There are many types fishing. But all of them look soiled. Idlers, workers, unhappy ones—they come to forget, to let the agate eye of the lake stare them into a few hours of oblivion.

But there is something else. Long ago men hunted and fished to keep alive. They fought with animals and sat with empty stomachs staring at the water, not in quest of Nirvanas but of fish. So now, after ages and ages have passed, there is left a vague memory of this in the minds of these fishermen. This memory makes them still feel a certain thrill in the business of pursuit. Even as they sit, stoical and inanimate, forgetful of unpaid bills, unfinished and never-to-be-finished plans—there comes this curious thrill. A mouth tugs at the little minnow. The pole jerks electrically in the hand. Something alive is on the hook. And the fisherman for an instant recovers his past. He is Ab, fighting with an evening meal off the coast of Wales, two glacial periods ago. His body quivers, his muscles set, his eyes flash.

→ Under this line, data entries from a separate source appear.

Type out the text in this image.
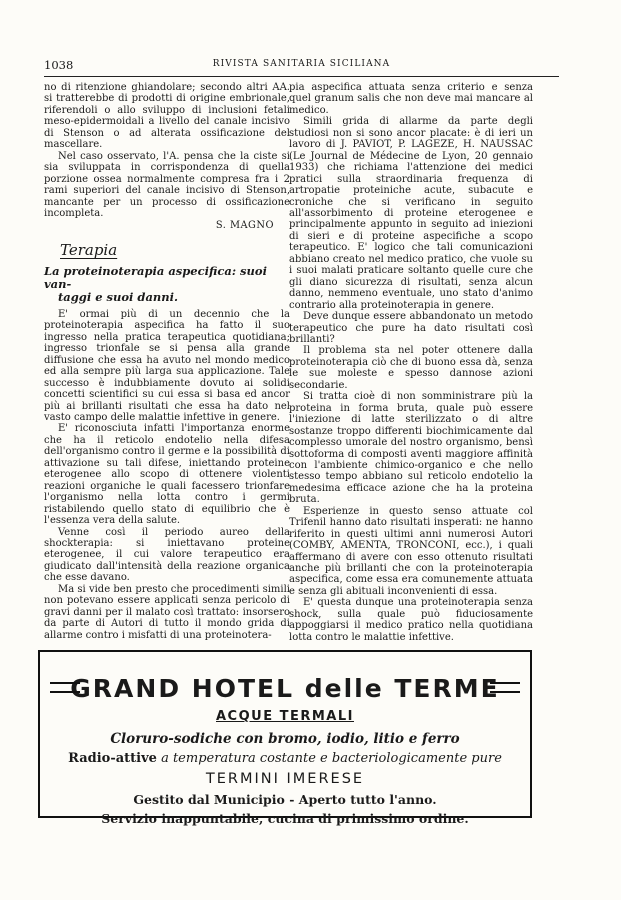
1038	RIVISTA SANITARIA SICILIANA

no di ritenzione ghiandolare; secondo altri AA. si tratterebbe di prodotti di origine embrionale, riferendoli o allo sviluppo di inclusioni fetali meso-epidermoidali a livello del canale incisivo di Stenson o ad alterata ossificazione del mascellare.

Nel caso osservato, l'A. pensa che la ciste si sia sviluppata in corrispondenza di quella porzione ossea normalmente compresa fra i 2 rami superiori del canale incisivo di Stenson, mancante per un processo di ossificazione incompleta.

S. MAGNO
Terapia
La proteinoterapia aspecifica: suoi van-
taggi e suoi danni.

E' ormai più di un decennio che la proteinoterapia aspecifica ha fatto il suo ingresso nella pratica terapeutica quotidiana; ingresso trionfale se si pensa alla grande diffusione che essa ha avuto nel mondo medico ed alla sempre più larga sua applicazione. Tale successo è indubbiamente dovuto ai solidi concetti scientifici su cui essa si basa ed ancor più ai brillanti risultati che essa ha dato nel vasto campo delle malattie infettive in genere.

E' riconosciuta infatti l'importanza enorme che ha il reticolo endotelio nella difesa dell'organismo contro il germe e la possibilità di attivazione su tali difese, iniettando proteine eterogenee allo scopo di ottenere violenti reazioni organiche le quali facessero trionfare l'organismo nella lotta contro i germi ristabilendo quello stato di equilibrio che è l'essenza vera della salute.

Venne così il periodo aureo della shockterapia: si iniettavano proteine eterogenee, il cui valore terapeutico era giudicato dall'intensità della reazione organica che esse davano.

Ma si vide ben presto che procedimenti simili non potevano essere applicati senza pericolo di gravi danni per il malato così trattato: insorsero da parte di Autori di tutto il mondo grida di allarme contro i misfatti di una proteinotera-

pia aspecifica attuata senza criterio e senza quel granum salis che non deve mai mancare al medico.

Simili grida di allarme da parte degli studiosi non si sono ancor placate: è di ieri un lavoro di J. PAVIOT, P. LAGEZE, H. NAUSSAC (Le Journal de Médecine de Lyon, 20 gennaio 1933) che richiama l'attenzione dei medici pratici sulla straordinaria frequenza di artropatie proteiniche acute, subacute e croniche che si verificano in seguito all'assorbimento di proteine eterogenee e principalmente appunto in seguito ad iniezioni di sieri e di proteine aspecifiche a scopo terapeutico. E' logico che tali comunicazioni abbiano creato nel medico pratico, che vuole su i suoi malati praticare soltanto quelle cure che gli diano sicurezza di risultati, senza alcun danno, nemmeno eventuale, uno stato d'animo contrario alla proteinoterapia in genere.

Deve dunque essere abbandonato un metodo terapeutico che pure ha dato risultati così brillanti?

Il problema sta nel poter ottenere dalla proteinoterapia ciò che di buono essa dà, senza le sue moleste e spesso dannose azioni secondarie.

Si tratta cioè di non somministrare più la proteina in forma bruta, quale può essere l'iniezione di latte sterilizzato o di altre sostanze troppo differenti biochimicamente dal complesso umorale del nostro organismo, bensì sottoforma di composti aventi maggiore affinità con l'ambiente chimico-organico e che nello stesso tempo abbiano sul reticolo endotelio la medesima efficace azione che ha la proteina bruta.

Esperienze in questo senso attuate col Trifenil hanno dato risultati insperati: ne hanno riferito in questi ultimi anni numerosi Autori (COMBY, AMENTA, TRONCONI, ecc.), i quali affermano di avere con esso ottenuto risultati anche più brillanti che con la proteinoterapia aspecifica, come essa era comunemente attuata e senza gli abituali inconvenienti di essa.

E' questa dunque una proteinoterapia senza shock, sulla quale può fiduciosamente appoggiarsi il medico pratico nella quotidiana lotta contro le malattie infettive.

GRAND HOTEL delle TERME
ACQUE TERMALI
Cloruro-sodiche con bromo, iodio, litio e ferro
Radio-attive a temperatura costante e bacteriologicamente pure
TERMINI IMERESE
Gestito dal Municipio - Aperto tutto l'anno.
Servizio inappuntabile, cucina di primissimo ordine.
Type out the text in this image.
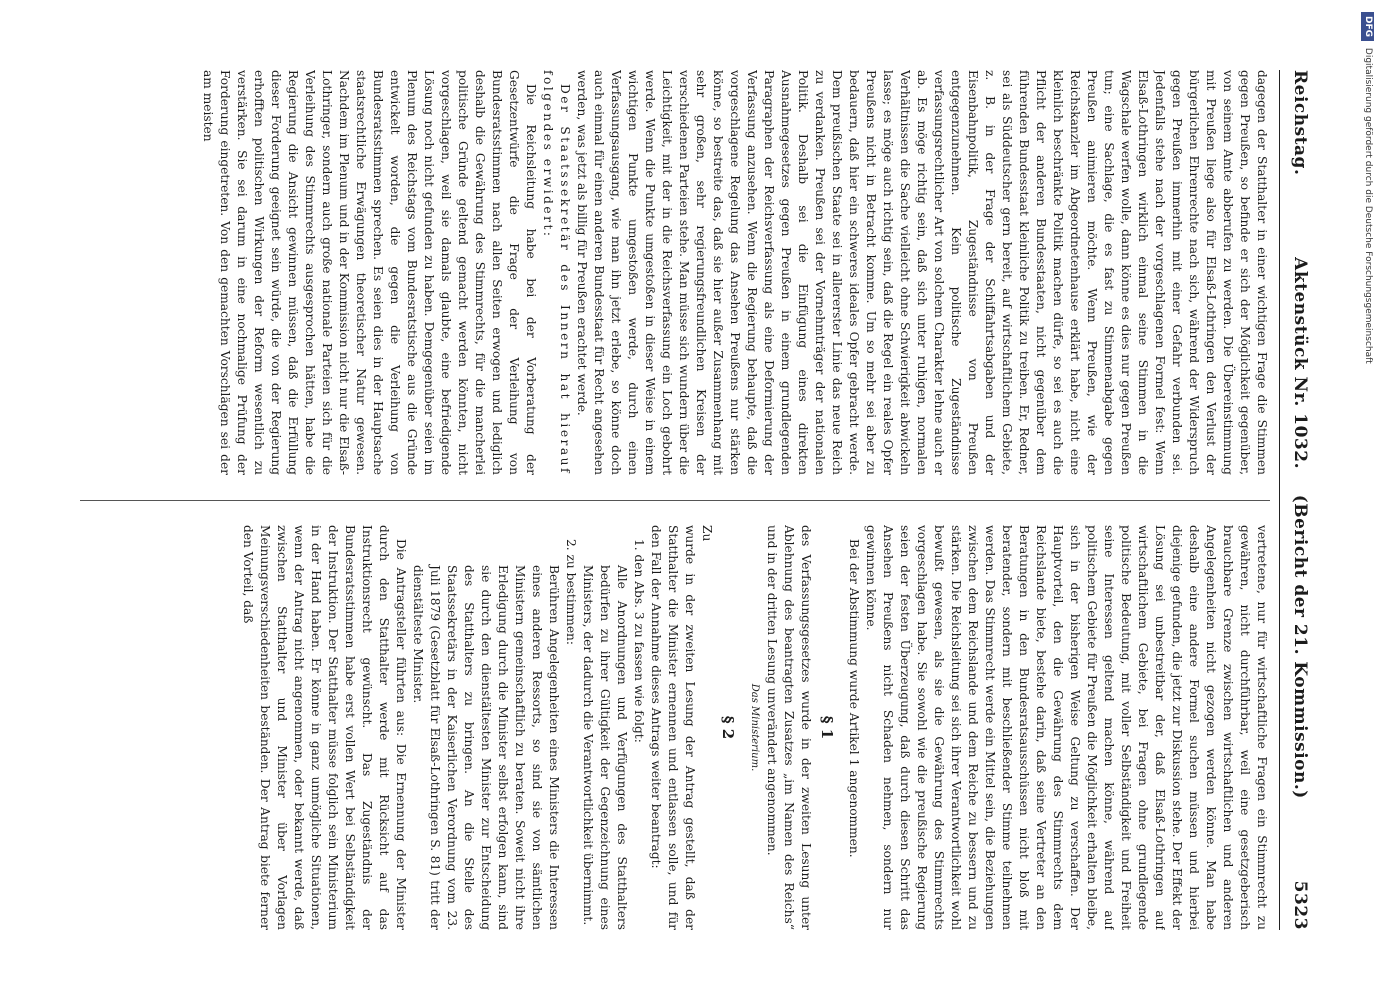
Reichstag.
Aktenstück Nr. 1032.    (Bericht der 21. Kommission.)
5323

dagegen der Statthalter in einer wichtigen Frage die Stimmen gegen Preußen, so befinde er sich der Möglichkeit gegenüber, von seinem Amte abberufen zu werden. Die Übereinstimmung mit Preußen liege also für Elsaß-Lothringen den Verlust der bürgerlichen Ehrenrechte nach sich, während der Widerspruch gegen Preußen immerhin mit einer Gefahr verbunden sei. Jedenfalls stehe nach der vorgeschlagenen Formel fest: Wenn Elsaß-Lothringen wirklich einmal seine Stimmen in die Wagschale werfen wolle, dann könne es dies nur gegen Preußen tun; eine Sachlage, die es fast zu Stimmenabgabe gegen Preußen animieren möchte. Wenn Preußen, wie der Reichskanzler im Abgeordnetenhause erklärt habe, nicht eine kleinlich beschränkte Politik machen dürfe, so sei es auch die Pflicht der anderen Bundesstaaten, nicht gegenüber dem führenden Bundesstaat kleinliche Politik zu treiben. Er, Redner, sei als Süddeutscher gern bereit, auf wirtschaftlichem Gebiete, z. B. in der Frage der Schiffahrtsabgaben und der Eisenbahnpolitik, Zugeständnisse von Preußen entgegenzunehmen. Kein politische Zugeständnisse verfassungsrechtlicher Art von solchem Charakter lehne auch er ab. Es möge richtig sein, daß sich unter ruhigen, normalen Verhältnissen die Sache vielleicht ohne Schwierigkeit abwickeln lasse; es möge auch richtig sein, daß die Regel ein reales Opfer Preußens nicht in Betracht komme. Um so mehr sei aber zu bedauern, daß hier ein schweres ideales Opfer gebracht werde. Dem preußischen Staate sei in allererster Linie das neue Reich zu verdanken. Preußen sei der Vornehmträger der nationalen Politik. Deshalb sei die Einfügung eines direkten Ausnahmegesetzes gegen Preußen in einem grundlegenden Paragraphen der Reichsverfassung als eine Deformierung der Verfassung anzusehen. Wenn die Regierung behaupte, daß die vorgeschlagene Regelung das Ansehen Preußens nur stärken könne, so bestreite das, daß sie hier außer Zusammenhang mit sehr großen, sehr regierungsfreundlichen Kreisen der verschiedenen Parteien stehe. Man müsse sich wundern über die Leichtigkeit, mit der in die Reichsverfassung ein Loch gebohrt werde. Wenn die Punkte umgestoßen in dieser Weise in einem wichtigen Punkte umgestoßen werde, durch einen Verfassungsausgang, wie man ihn jetzt erlebe, so könne doch auch einmal für einen anderen Bundesstaat für Recht angesehen werden, was jetzt als billig für Preußen erachtet werde.

Der Staatssekretär des Innern hat hierauf folgendes erwidert:

Die Reichsleitung habe bei der Vorberatung der Gesetzentwürfe die Frage der Verleihung von Bundesratsstimmen nach allen Seiten erwogen und lediglich deshalb die Gewährung des Stimmrechts, für die mancherlei politische Gründe geltend gemacht werden könnten, nicht vorgeschlagen, weil sie damals glaubte, eine befriedigende Lösung noch nicht gefunden zu haben. Demgegenüber seien im Plenum des Reichstags vom Bundesratstische aus die Gründe entwickelt worden, die gegen die Verleihung von Bundesratsstimmen sprechen. Es seien dies in der Hauptsache staatsrechtliche Erwägungen theoretischer Natur gewesen. Nachdem im Plenum und in der Kommission nicht nur die Elsaß-Lothringer, sondern auch große nationale Parteien sich für die Verleihung des Stimmrechts ausgesprochen hätten, habe die Regierung die Ansicht gewinnen müssen, daß die Erfüllung dieser Forderung geeignet sein würde, die von der Regierung erhofften politischen Wirkungen der Reform wesentlich zu verstärken. Sie sei darum in eine nochmalige Prüfung der Forderung eingetreten. Von den gemachten Vorschlägen sei der am meisten

vertretene, nur für wirtschaftliche Fragen ein Stimmrecht zu gewähren, nicht durchführbar, weil eine gesetzgeberisch brauchbare Grenze zwischen wirtschaftlichen und anderen Angelegenheiten nicht gezogen werden könne. Man habe deshalb eine andere Formel suchen müssen und hierbei diejenige gefunden, die jetzt zur Diskussion stehe. Der Effekt der Lösung sei unbestreitbar der, daß Elsaß-Lothringen auf wirtschaftlichem Gebiete, bei Fragen ohne grundlegende politische Bedeutung, mit voller Selbständigkeit und Freiheit seine Interessen geltend machen könne, während auf politischem Gebiete für Preußen die Möglichkeit erhalten bleibe, sich in der bisherigen Weise Geltung zu verschaffen. Der Hauptvorteil, den die Gewährung des Stimmrechts dem Reichslande biete, bestehe darin, daß seine Vertreter an den Beratungen in den Bundesratsausschüssen nicht bloß mit beratender, sondern mit beschließender Stimme teilnehmen werden. Das Stimmrecht werde ein Mittel sein, die Beziehungen zwischen dem Reichslande und dem Reiche zu bessern und zu stärken. Die Reichsleitung sei sich ihrer Verantwortlichkeit wohl bewußt gewesen, als sie die Gewährung des Stimmrechts vorgeschlagen habe. Sie sowohl wie die preußische Regierung seien der festen Überzeugung, daß durch diesen Schritt das Ansehen Preußens nicht Schaden nehmen, sondern nur gewinnen könne.

Bei der Abstimmung wurde Artikel 1 angenommen.

§ 1

des Verfassungsgesetzes wurde in der zweiten Lesung unter Ablehnung des beantragten Zusatzes „im Namen des Reichs“ und in der dritten Lesung unverändert angenommen.

Das Ministerium.
§ 2

Zu

wurde in der zweiten Lesung der Antrag gestellt, daß der Statthalter die Minister ernennen und entlassen solle, und für den Fall der Annahme dieses Antrags weiter beantragt:

1. den Abs. 3 zu fassen wie folgt:

Alle Anordnungen und Verfügungen des Statthalters bedürfen zu ihrer Gültigkeit der Gegenzeichnung eines Ministers, der dadurch die Verantwortlichkeit übernimmt.

2. zu bestimmen:

Berühren Angelegenheiten eines Ministers die Interessen eines anderen Ressorts, so sind sie von sämtlichen Ministern gemeinschaftlich zu beraten. Soweit nicht ihre Erledigung durch die Minister selbst erfolgen kann, sind sie durch den dienstältesten Minister zur Entscheidung des Statthalters zu bringen. An die Stelle des Staatssekretärs in der Kaiserlichen Verordnung vom 23. Juli 1879 (Gesetzblatt für Elsaß-Lothringen S. 81) tritt der dienstälteste Minister.

Die Antragsteller führten aus: Die Ernennung der Minister durch den Statthalter werde mit Rücksicht auf das Instruktionsrecht gewünscht. Das Zugeständnis der Bundesratsstimmen habe erst vollen Wert bei Selbständigkeit der Instruktion. Der Statthalter müsse folglich sein Ministerium in der Hand haben. Er könne in ganz unmögliche Situationen, wenn der Antrag nicht angenommen, oder bekannt werde, daß zwischen Statthalter und Minister über Vorlagen Meinungsverschiedenheiten beständen. Der Antrag biete ferner den Vorteil, daß

DFG Digitalisierung gefördert durch die Deutsche Forschungsgemeinschaft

Zip! The line leaps out of the water. Another monster of the deep, whose conquest is necessary for the survival of the race of man, has been overcome. There he hangs, writhing on a hook! There he swings toward his triumphant foe, and the hand of the fisherman on the municipal breakwater, trembling with mysterious elation, closes about the wet, firm body of an outraged perch.

* * * * *

A make-believe hunt that now bears the name of sport. Yes, but not always. Here is one with a red, battered face and a curiously practical air about him. He is putting his fish in a basket and counting them. Two dozen perch.

"Want to sell them?"

He shakes his head.

"What are you going to do with them?"

He looks up and grins slowly. Then he points to his lips with his fingers and makes signs. This means he is dumb. He places his hand over his stomach and grins again. He is going to eat them. It is time to go home and do this, so he puts up his fishpole and packs his primitive paraphernalia—a tin can, a rusty spike, a bamboo pole.

Here is one, then, who, in the heart of the steel forest called civilization, still seeks out long forgotten ways of keeping life in his body. He hunts for fish.

The sun slides down the sky. The fishermen begin to pack up. They walk with their heads down and bent forward like number 7s. They raise their eyes occasionally to the piles of stone and steel that mark the city front. Back to their troubles and their cinder patch, but—and this is a curious fact—their eyes gleam with hope and curiosity.